Hmm, my /etc/resolv.conf lacks the last line:

cat /etc/resolv.conf
# This file is managed by man:systemd-resolved(8). Do not edit.
#
# This is a dynamic resolv.conf file for connecting local clients to the
# internal DNS stub resolver of systemd-resolved. This file lists all
# configured search domains.
#
# Run "resolvectl status" to see details about the uplink DNS servers
# currently in use.
#
# Third party programs must not access this file directly, but only through the
# symlink at /etc/resolv.conf. To manage man:resolv.conf(5) in a different way,
# replace this symlink by a static file or a different symlink.
#
# See man:systemd-resolved.service(8) for details about the supported modes of
# operation for /etc/resolv.conf.

nameserver 127.0.0.53
options edns0 trust-ad

Do I need to fix that?

Re /etc/systemd/resolved.conf: indeed I confused the two files and now – with the edit – DNS lookup works even after reboot! Thank you!

However, I still had problems with the Cloudron OpenID login to my apps. I ran:

[sudo] password for cstork:
[OK]	node version is correct
[OK]	docker is running
[OK]	MySQL is running
[OK]	nginx is running
[OK]	box is running
	unbound is down. updating root anchor to see if it fixes it
[OK]	unbound is running
[OK]	Dashboard is reachable via domain name
[WARN]	Domain xx expiry check skipped because whois does not have this information

and that fixed the login issues apparently.
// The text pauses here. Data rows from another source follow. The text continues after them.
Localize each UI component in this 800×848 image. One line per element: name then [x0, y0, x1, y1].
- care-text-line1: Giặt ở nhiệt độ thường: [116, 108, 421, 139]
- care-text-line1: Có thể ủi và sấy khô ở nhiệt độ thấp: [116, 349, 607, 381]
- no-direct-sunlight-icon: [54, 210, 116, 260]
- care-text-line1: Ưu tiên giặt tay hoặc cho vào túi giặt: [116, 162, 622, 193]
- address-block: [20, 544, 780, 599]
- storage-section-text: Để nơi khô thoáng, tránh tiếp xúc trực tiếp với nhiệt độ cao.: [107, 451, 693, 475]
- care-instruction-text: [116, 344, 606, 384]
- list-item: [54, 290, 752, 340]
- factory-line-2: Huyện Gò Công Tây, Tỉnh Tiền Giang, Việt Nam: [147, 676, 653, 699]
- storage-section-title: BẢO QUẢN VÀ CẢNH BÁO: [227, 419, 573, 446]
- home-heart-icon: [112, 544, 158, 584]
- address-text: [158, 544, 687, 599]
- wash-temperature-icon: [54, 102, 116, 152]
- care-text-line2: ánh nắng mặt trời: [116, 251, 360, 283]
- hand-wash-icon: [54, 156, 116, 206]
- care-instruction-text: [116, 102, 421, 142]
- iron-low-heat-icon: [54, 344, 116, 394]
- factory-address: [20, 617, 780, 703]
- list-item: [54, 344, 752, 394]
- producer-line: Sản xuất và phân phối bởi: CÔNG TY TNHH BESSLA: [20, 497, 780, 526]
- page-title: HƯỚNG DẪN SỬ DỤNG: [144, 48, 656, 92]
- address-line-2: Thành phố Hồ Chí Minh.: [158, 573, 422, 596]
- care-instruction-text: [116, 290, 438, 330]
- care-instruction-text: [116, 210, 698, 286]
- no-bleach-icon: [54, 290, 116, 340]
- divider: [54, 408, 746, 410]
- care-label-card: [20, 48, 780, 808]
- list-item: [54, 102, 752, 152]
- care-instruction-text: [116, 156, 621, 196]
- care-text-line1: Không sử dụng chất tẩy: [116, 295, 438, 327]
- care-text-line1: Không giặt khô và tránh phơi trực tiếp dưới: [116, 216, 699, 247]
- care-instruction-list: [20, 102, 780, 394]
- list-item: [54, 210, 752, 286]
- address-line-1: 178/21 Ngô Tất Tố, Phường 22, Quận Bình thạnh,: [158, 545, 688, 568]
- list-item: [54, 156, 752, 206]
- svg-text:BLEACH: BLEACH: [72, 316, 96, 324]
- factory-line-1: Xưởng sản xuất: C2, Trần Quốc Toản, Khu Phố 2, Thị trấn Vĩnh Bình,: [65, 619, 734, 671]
Now my only question is for a word of advice: First update to Cloudron 8 or to Ubuntu 22.04/24.04 ?

joseph

@cstork said in Severe DNS problems (still on 7.7.2):

Do I need to fix that?

The search is not needed. It's used when you try to use names without fully qualifying them. For example, ping blah can magically become blah.mydomain.com or something else depending on how you configure search. This is not used by Cloudron in any case...

Now my only question is for a word of advice: First update to Cloudron 8 or to Ubuntu 22.04/24.04 ?

Update to Cloudron 8 and then you can upgrade ubuntu after. You cannot upgrade to Ubuntu 24 until upgrading to Cloudron 8...

cstork

Great! Thank you!

BTW, it seems in retrospect that the start of the DNS problems coincided with me beginning to use the OpenVPN app. Take that for whatever it's worth.